Co-escrito por Noah Baumbach, o filme apresenta-nos Barbieland: o mundo cor-de-rosa habitado pelas Barbies (ex.: Emma Mackey), governado pelas Barbies (especificamente pela Issa Rae) e trabalhado pelas Barbies (são muitas). Além delas, apresenta-nos os Ken (Ryan Gosling, Simu Liu e mais), que servem para apreciar as Barbies. E também o maravilhoso Allan (Michael Cera), do qual apenas existe ele próprio. Este mundo, muito à semelhança do mundo real com papéis invertidos, coloca os homens de parte e caracteriza-os como essencialmente secundários e inferiores à mulher; eventualmente, a Barbie protagonista vê-se obrigada a aventurar-se ao mundo real, acompanhada pelo Ken protagonista, numa missão de sobrevivência e numa lição de patriarcado e da injustiça que é ser mulher.
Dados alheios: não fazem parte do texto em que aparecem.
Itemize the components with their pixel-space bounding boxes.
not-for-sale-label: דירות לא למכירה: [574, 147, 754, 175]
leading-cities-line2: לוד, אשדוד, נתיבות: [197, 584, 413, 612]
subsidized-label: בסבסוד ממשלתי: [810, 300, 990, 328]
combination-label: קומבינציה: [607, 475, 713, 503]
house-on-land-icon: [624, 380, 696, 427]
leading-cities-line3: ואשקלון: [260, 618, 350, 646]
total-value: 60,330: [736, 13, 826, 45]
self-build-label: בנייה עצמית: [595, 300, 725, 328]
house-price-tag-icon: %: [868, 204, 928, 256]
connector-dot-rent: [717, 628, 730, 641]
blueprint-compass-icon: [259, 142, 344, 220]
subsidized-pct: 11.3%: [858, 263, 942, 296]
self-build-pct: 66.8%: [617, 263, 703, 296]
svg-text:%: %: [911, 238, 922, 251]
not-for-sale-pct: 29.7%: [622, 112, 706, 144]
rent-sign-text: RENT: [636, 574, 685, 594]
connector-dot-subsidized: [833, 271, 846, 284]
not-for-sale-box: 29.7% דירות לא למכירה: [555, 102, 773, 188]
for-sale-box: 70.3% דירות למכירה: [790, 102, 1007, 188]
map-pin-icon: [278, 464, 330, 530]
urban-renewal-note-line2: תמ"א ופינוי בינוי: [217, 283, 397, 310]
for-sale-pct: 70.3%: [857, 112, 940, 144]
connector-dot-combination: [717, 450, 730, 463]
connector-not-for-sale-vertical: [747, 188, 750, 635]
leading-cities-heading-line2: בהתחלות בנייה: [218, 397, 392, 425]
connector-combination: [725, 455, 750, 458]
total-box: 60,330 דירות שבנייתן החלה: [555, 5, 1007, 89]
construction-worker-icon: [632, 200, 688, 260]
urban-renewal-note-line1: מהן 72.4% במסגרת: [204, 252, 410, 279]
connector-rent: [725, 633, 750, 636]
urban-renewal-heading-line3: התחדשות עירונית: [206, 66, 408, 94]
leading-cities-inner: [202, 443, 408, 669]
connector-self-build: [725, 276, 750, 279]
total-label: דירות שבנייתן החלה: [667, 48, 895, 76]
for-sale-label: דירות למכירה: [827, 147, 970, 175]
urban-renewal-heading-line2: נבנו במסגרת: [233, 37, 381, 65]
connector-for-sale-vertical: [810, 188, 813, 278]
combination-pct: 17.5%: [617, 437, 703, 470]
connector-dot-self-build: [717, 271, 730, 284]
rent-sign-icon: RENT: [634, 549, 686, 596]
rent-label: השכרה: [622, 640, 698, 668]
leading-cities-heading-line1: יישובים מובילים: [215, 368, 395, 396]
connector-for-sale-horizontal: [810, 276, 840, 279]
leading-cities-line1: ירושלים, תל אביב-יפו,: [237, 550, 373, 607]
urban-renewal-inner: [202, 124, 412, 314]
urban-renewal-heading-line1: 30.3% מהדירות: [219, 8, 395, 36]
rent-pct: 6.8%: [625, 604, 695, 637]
Guiando os espectadores com a introdutória e a ocasional narrações de Helen Mirren, o filme é transparente na mensagem feminista que carrega e estranhamente criativo nas decisões que toma. Com atuações bem conseguidas – especialmente do duo Margot e Gosling – e mensagens importantes de feminismo, existencialismo e o declínio dos homens ao machismo/patriarcado, é interessante ver o quão existencialista o filme consegue ser e o quão vocacionado para o público feminino é – sejamos sinceros, não há assim tantos além das comédias românticas. O início do filme promete um filme revolucionário, a transição do Barbieland para o Mundo Real é fantástica e (infelizmente) realista, o metacomentário ao capitalismo corporativista é mais positivo do que se esperava mas funciona bem no contexto do filme e a mensagem central transmitida pela Glória (America Ferrera) resume bem os problemas da Mulher.
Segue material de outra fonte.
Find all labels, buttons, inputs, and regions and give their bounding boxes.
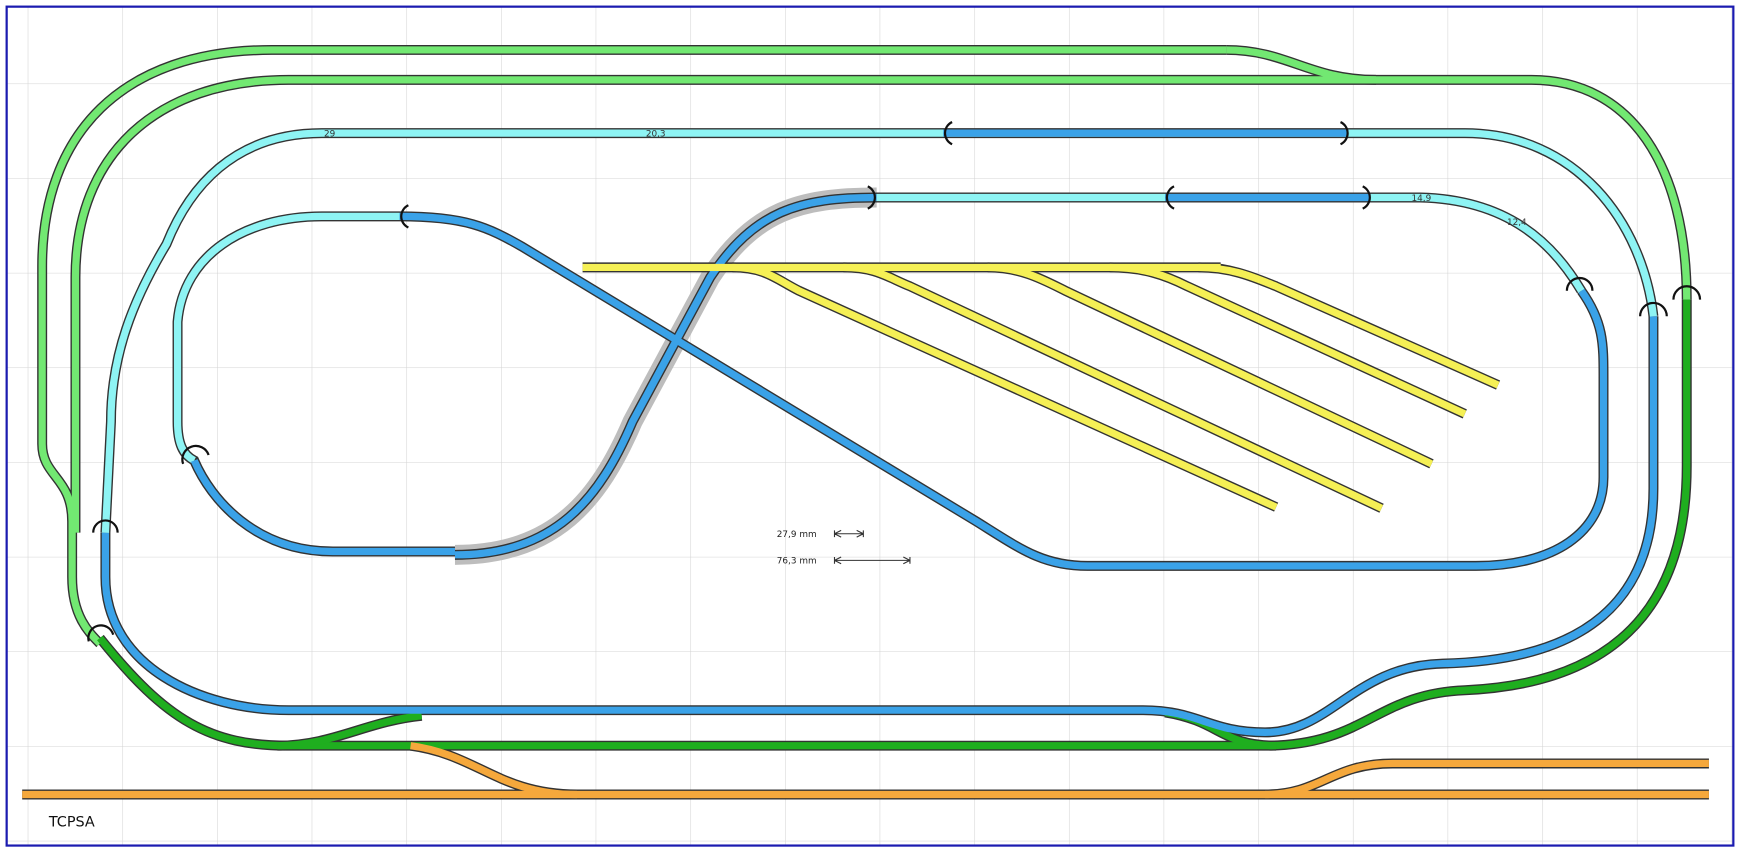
track-label: 14,9 — [1412, 194, 1432, 204]
track-cyan — [1370, 193, 1585, 293]
layout-name: TCPSA — [48, 815, 95, 831]
track-blue — [399, 212, 1608, 570]
track-dark-green — [97, 299, 1691, 750]
track-blue — [101, 316, 1658, 736]
measure-tool — [833, 529, 864, 538]
track-yellow — [843, 263, 1384, 512]
track-blue — [190, 459, 455, 556]
measure-label: 76,3 mm — [777, 557, 817, 567]
border — [5, 5, 1735, 847]
track-orange — [410, 742, 578, 799]
track-label: 20,3 — [646, 129, 666, 139]
track-label: 29 — [324, 129, 336, 139]
end-markers — [87, 121, 1702, 642]
track-cyan — [101, 129, 1658, 533]
measure-tool — [833, 556, 911, 565]
track-light-green — [71, 76, 1691, 533]
track-dark-green — [277, 712, 423, 750]
measure-label: 27,9 mm — [777, 530, 817, 540]
track-orange — [1265, 759, 1709, 799]
track-cyan — [173, 212, 400, 464]
track-yellow — [732, 263, 1278, 511]
track-yellow — [1198, 263, 1500, 389]
track-yellow — [1109, 263, 1467, 418]
track-yellow — [987, 263, 1434, 468]
track-label: 12,4 — [1507, 218, 1527, 228]
tracks — [22, 44, 1709, 800]
track-blue — [454, 193, 877, 559]
track-light-green — [38, 46, 1227, 647]
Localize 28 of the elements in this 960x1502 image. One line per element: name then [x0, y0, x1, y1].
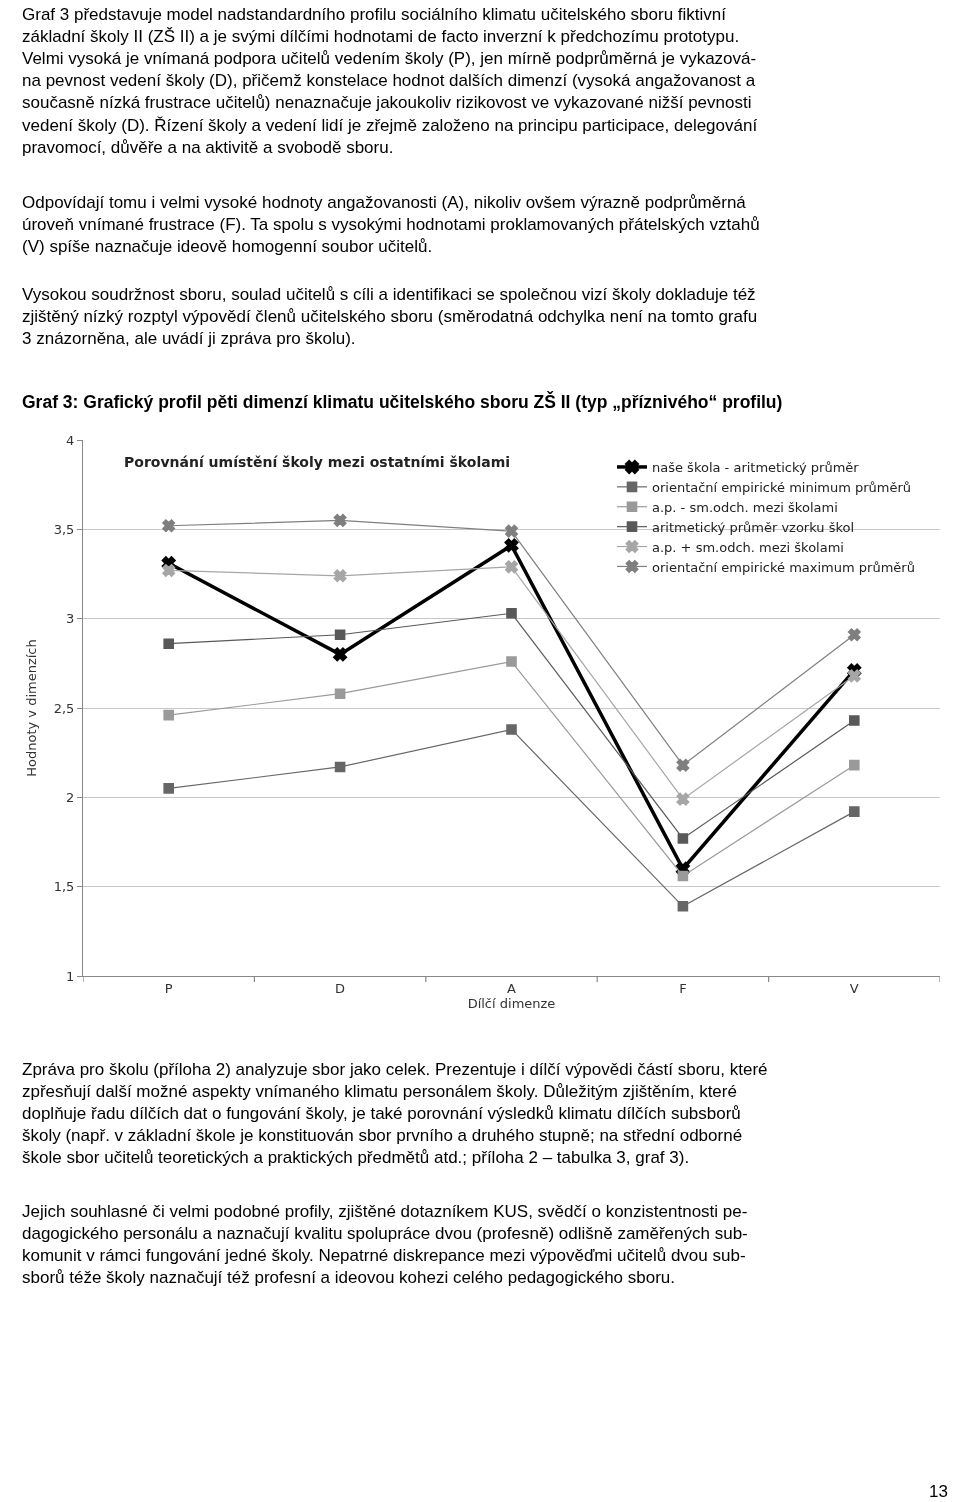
y-axis-title: Hodnoty v dimenzích	[23, 639, 39, 777]
text: Odpovídají tomu i velmi vysoké hodnoty angažovanosti (A), nikoliv ovšem výrazně podprůměrná úroveň vnímané frustrace (F). Ta spolu s vysokými hodnotami proklamovaných přátelských vztahů (V) spíše naznačuje ideově homogenní soubor učitelů.	[22, 193, 760, 257]
text: Vysokou soudržnost sboru, soulad učitelů s cíli a identifikaci se společnou vizí školy dokladuje též zjištěný nízký rozptyl výpovědí členů učitelského sboru (směrodatná odchylka není na tomto grafu 3 znázorněna, ale uvádí ji zpráva pro školu).	[22, 285, 758, 349]
y-tick-label: 1	[66, 968, 75, 984]
x-tick-label: P	[164, 980, 173, 996]
text: 13	[929, 1482, 948, 1501]
x-tick-label: D	[335, 980, 346, 996]
legend-label: a.p. + sm.odch. mezi školami	[652, 539, 844, 555]
legend-label: orientační empirické minimum průměrů	[652, 479, 912, 495]
chart-title: Graf 3: Grafický profil pěti dimenzí klimatu učitelského sboru ZŠ II (typ „příznivého“ profilu)	[22, 391, 783, 412]
y-tick-label: 4	[66, 432, 75, 448]
text: Porovnání umístění školy mezi ostatními školami	[124, 454, 511, 470]
y-tick-label: 3,5	[53, 521, 75, 537]
legend-label: a.p. - sm.odch. mezi školami	[652, 499, 838, 515]
legend-label: orientační empirické maximum průměrů	[652, 559, 915, 575]
y-tick-label: 2,5	[53, 700, 75, 716]
text: Zpráva pro školu (příloha 2) analyzuje sbor jako celek. Prezentuje i dílčí výpovědi částí sboru, které zpřesňují další možné aspekty vnímaného klimatu personálem školy. Důležitým zjištěním, které doplňuje řadu dílčích dat o fungování školy, je také porovnání výsledků klimatu dílčích subsborů školy (např. v základní škole je konstituován sbor prvního a druhého stupně; na střední odborné škole sbor učitelů teoretických a praktických předmětů atd.; příloha 2 – tabulka 3, graf 3).	[22, 1060, 768, 1168]
text: Graf 3 představuje model nadstandardního profilu sociálního klimatu učitelského sboru fiktivní základní školy II (ZŠ II) a je svými dílčími hodnotami de facto inverzní k předchozímu prototypu. Velmi vysoká je vnímaná podpora učitelů vedením školy (P), jen mírně podprůměrná je vykazová- na pevnost vedení školy (D), přičemž konstelace hodnot dalších dimenzí (vysoká angažovanost a současně nízká frustrace učitelů) nenaznačuje jakoukoliv rizikovost ve vykazované nižší pevnosti vedení školy (D). Řízení školy a vedení lidí je zřejmě založeno na principu participace, delegování pravomocí, důvěře a na aktivitě a svobodě sboru.	[22, 5, 758, 157]
y-tick-label: 1,5	[53, 879, 75, 895]
legend-label: aritmetický průměr vzorku škol	[652, 519, 855, 535]
y-tick-label: 2	[66, 789, 75, 805]
x-tick-label: F	[679, 980, 687, 996]
x-axis-title: Dílčí dimenze	[467, 996, 556, 1012]
x-tick-label: A	[507, 980, 517, 996]
text: Jejich souhlasné či velmi podobné profily, zjištěné dotazníkem KUS, svědčí o konzistentnosti pe- dagogického personálu a naznačují kvalitu spolupráce dvou (profesně) odlišně zaměřených sub- komunit v rámci fungování jedné školy. Nepatrné diskrepance mezi výpověďmi učitelů dvou sub- sborů téže školy naznačují též profesní a ideovou kohezi celého pedagogického sboru.	[22, 1202, 748, 1288]
x-tick-label: V	[849, 980, 859, 996]
y-tick-label: 3	[66, 611, 75, 627]
legend-label: naše škola - aritmetický průměr	[652, 460, 860, 476]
É importante notar que sinto que teria conectado melhor com o filme se eu fosse mulher (ou algo mais semelhante em género); não obstante, o filme peca. A mescla de géneros não conjuga bem, algumas personagens estão subutilizadas e o clímax do filme é monótono e confuso comparativamente ao resto do filme. Efetivamente, o filme é mais narrativamente divergente do que aparentava ser, podendo polarizar as reações do público.
Para terminar, a experiência do Barbenheimer.
Estive no cinema das 13h30 às 18h45, mais coisa, menos coisa. E recomendo vivamente, com um esticar de pernas pelo meio.
Sobre a ordem de visualização, a minha de eleição terminou na Barbie e é dessa que posso comentar. Passar de Oppenheimer para Barbie é, certamente, uma experiência inesquecível e depende profundamente do quão capazes são de se abstrair dos conteúdos – e potencialidades atuais bem reais – do filme de Nolan. A entrada em Barbie implica uma mudança de paradigma de um “é isto que conseguimos fazer?” global para um “é isto que fazemos?” global.
Denoto que os filmes não foram, de todo, pensados para os mesmos públicos-alvo, o que torna esta experiência estranhamente complementar e surpreendentemente filosófica. Ambos os filmes abordam temas existenciais e societais similares, vêm de backgrounds técnicos semelhantes e preocupam-se com a originalidade no produto cinematográfico final.
Pois bem, para terminar tenho a dizer: Now I am become Barbie, in a Barbie World.